Great point Sir Charles. (Has anyone ever called you that? It just came to me because I saw a clip featuring Chas. Barkley haha. Please don’t ban me if it is forbidden!)

I think the ship sailed long ago at the top levels to continue to make the point that these are amateur student athletes. The Alabamas of the world are developmental programs for the professional level.

As a side benefit, the athletes can also get an education in case the professional level doesn’t work out, but it is not why the schools are recruiting them.

On a personal level, I hate how it has become in college basketball. I liked, growing up, watching the guys under Don Monson develop over their years in the program and fight to win.

Of course, he was not getting into the tournament or winning conference championships either. Altman is an excellent coach, seems like a master of the transfer portal, and has great success, but every year there is a cast of characters who I know nothing about.

Basically, it is “junior” pro basketball without all the money. And for me, maybe a curmudgeon, it has much less appeal to me. Could care less, just like I feel about the NBA, although I like watching it to see the skill.

Charles Fischer, Mr. FishDuck

I will take that nickname anytime…much better than some of the others! Usually when a sword is used around my neck…it is not to “knight-me,” at least in terms of web discussions!

Agreed with your college basketball thoughts; the only thing keeping me interested in Mens college basketball is Dana Altman…

UtahDuck

I actually think the transferring policies can help lend themselves to the student. I’m not saying it always works this way but what if you are 17 commit to WSU and after finishing your prerequisites decide you want to study marine bio, WSU doesn’t offer that but now you can transfer to OSU and complete the program you decide.

Again i’ve made this comment elsewhere but I just don’t think coaches should get to dictate what you do for education. Schooler was being asked to participate even though he still had a year of eligibility left. now oregon doesn’t need to guarantee him a spot next year and so school had the right to transfer.(it helps that he was a grad transfer i think).

Notalot

Before, I thought the strength of great teams and programs was great talent marked with a core of third, fourth, and fifth year players. Guys who had learned, bulked up, mastered the game who were honed by experience.

The changes to transfer rules may move the needle. Changes in college football are not my friend – “who moved my cheese?”

Haywarduck

Great point, and hopefully the move will allow for greater parity and benefit the student athlete.

As far as benefiting the student I am not sure how this will work. Does this give the student athlete more time to focus on school, or will it just be another distraction from what they should prioritize?

I tend to think it will be just another way for programs to leverage the irrational dream of kids making it to the NFL. The focus will be on playing time, not the long game of working hard, and getting a degree. It will be interesting to see if the graduation rates go down?

On parity I think it might just allow for some programs to rise up. A school like OSU may be able to better fill holes in the roster. Good stable coaching will be attractive to the malcontents.

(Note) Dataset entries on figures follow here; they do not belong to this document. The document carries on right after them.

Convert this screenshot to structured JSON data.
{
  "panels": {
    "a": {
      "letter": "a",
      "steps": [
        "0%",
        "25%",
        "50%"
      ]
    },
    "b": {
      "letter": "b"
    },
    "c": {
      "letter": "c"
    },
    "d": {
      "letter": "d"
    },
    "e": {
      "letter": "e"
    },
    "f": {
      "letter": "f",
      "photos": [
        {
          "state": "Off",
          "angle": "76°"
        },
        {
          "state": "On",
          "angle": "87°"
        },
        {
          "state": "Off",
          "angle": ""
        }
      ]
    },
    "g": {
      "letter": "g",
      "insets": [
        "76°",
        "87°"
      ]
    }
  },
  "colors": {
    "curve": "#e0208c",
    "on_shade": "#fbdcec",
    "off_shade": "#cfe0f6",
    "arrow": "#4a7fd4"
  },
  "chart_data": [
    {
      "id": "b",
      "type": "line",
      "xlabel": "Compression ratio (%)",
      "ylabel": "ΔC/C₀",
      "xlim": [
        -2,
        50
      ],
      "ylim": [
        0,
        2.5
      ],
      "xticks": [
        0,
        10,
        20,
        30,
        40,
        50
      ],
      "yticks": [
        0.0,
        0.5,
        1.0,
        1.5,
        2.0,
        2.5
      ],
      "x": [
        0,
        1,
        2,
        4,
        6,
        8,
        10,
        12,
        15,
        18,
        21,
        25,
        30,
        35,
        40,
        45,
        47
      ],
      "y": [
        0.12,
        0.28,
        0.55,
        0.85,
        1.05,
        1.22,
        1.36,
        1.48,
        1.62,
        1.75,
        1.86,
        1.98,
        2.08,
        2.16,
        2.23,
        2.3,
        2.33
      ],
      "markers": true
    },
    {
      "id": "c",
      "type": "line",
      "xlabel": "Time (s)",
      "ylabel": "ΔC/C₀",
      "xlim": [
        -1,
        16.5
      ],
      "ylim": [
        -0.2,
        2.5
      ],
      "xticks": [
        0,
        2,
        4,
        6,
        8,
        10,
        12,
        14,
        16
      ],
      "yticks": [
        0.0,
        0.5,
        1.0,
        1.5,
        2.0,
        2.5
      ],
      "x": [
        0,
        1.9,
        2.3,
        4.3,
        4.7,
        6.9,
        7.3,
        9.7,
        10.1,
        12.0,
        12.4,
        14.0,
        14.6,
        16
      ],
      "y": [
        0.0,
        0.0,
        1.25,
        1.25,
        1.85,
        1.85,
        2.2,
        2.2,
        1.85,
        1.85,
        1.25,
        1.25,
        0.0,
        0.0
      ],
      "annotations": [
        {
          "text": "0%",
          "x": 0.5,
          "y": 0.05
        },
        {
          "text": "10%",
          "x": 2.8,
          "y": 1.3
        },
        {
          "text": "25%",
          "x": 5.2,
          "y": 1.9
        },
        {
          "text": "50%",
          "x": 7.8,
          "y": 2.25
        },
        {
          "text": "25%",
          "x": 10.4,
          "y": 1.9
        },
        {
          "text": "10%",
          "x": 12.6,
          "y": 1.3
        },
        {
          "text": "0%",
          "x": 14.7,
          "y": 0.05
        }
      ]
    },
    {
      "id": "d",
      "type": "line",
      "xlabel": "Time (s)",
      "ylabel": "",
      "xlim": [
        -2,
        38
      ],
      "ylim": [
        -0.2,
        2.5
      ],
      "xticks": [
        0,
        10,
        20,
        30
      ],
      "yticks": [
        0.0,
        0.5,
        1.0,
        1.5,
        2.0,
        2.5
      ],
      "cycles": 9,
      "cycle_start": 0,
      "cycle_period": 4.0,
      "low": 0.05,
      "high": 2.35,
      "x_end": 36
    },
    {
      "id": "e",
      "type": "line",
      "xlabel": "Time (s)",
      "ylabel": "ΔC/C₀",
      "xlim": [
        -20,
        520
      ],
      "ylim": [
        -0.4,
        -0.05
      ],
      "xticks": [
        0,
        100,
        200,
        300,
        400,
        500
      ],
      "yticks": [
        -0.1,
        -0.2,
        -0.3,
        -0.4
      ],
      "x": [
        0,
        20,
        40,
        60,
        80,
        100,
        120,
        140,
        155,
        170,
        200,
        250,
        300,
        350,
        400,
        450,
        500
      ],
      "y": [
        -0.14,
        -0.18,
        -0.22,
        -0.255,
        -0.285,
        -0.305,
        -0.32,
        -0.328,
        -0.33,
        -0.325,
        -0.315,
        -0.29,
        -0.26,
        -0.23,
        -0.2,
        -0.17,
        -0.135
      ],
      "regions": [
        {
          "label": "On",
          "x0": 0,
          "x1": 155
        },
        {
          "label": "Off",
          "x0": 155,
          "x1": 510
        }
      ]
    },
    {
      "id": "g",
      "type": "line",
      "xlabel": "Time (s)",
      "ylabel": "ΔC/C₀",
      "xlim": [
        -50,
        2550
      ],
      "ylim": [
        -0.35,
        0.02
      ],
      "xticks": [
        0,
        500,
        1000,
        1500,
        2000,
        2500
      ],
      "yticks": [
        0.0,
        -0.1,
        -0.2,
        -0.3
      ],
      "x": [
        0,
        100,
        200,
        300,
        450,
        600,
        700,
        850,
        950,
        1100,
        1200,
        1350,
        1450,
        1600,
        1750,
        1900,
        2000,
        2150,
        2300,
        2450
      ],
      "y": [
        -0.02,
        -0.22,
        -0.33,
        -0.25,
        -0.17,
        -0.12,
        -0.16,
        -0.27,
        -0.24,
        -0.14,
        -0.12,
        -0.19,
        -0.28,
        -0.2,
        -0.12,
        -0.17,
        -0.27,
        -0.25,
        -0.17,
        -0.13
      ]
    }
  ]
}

If you look at what happened when scholarships limits went from limitless to 85, the rich still got richer. The big southern programs were able to beat the small, Notre Dames, and the unattractive, Washington’s, schools which had bullied their way to elite status. College Football definitely benefited as attendance grew, and programs saw the mega money.

It will be interesting to watch what happens. Do the TooToo’s just make the Alabama’s that much more dominant, it seems like that is what is happening. I just might also allow for some programs to elevate, I hope so.

My wish, suppose it is just a fantasy, is someday, the student athlete will receive more academic benefits, years to graduate. So far it seems like college football is the only one benefiting. It seems this move is wrapped into the idea players have more choice, but who will really benefit?

Notalot

Time will tell. What’s done is done. CFB is evolving. A constant is the fumbling NCAA.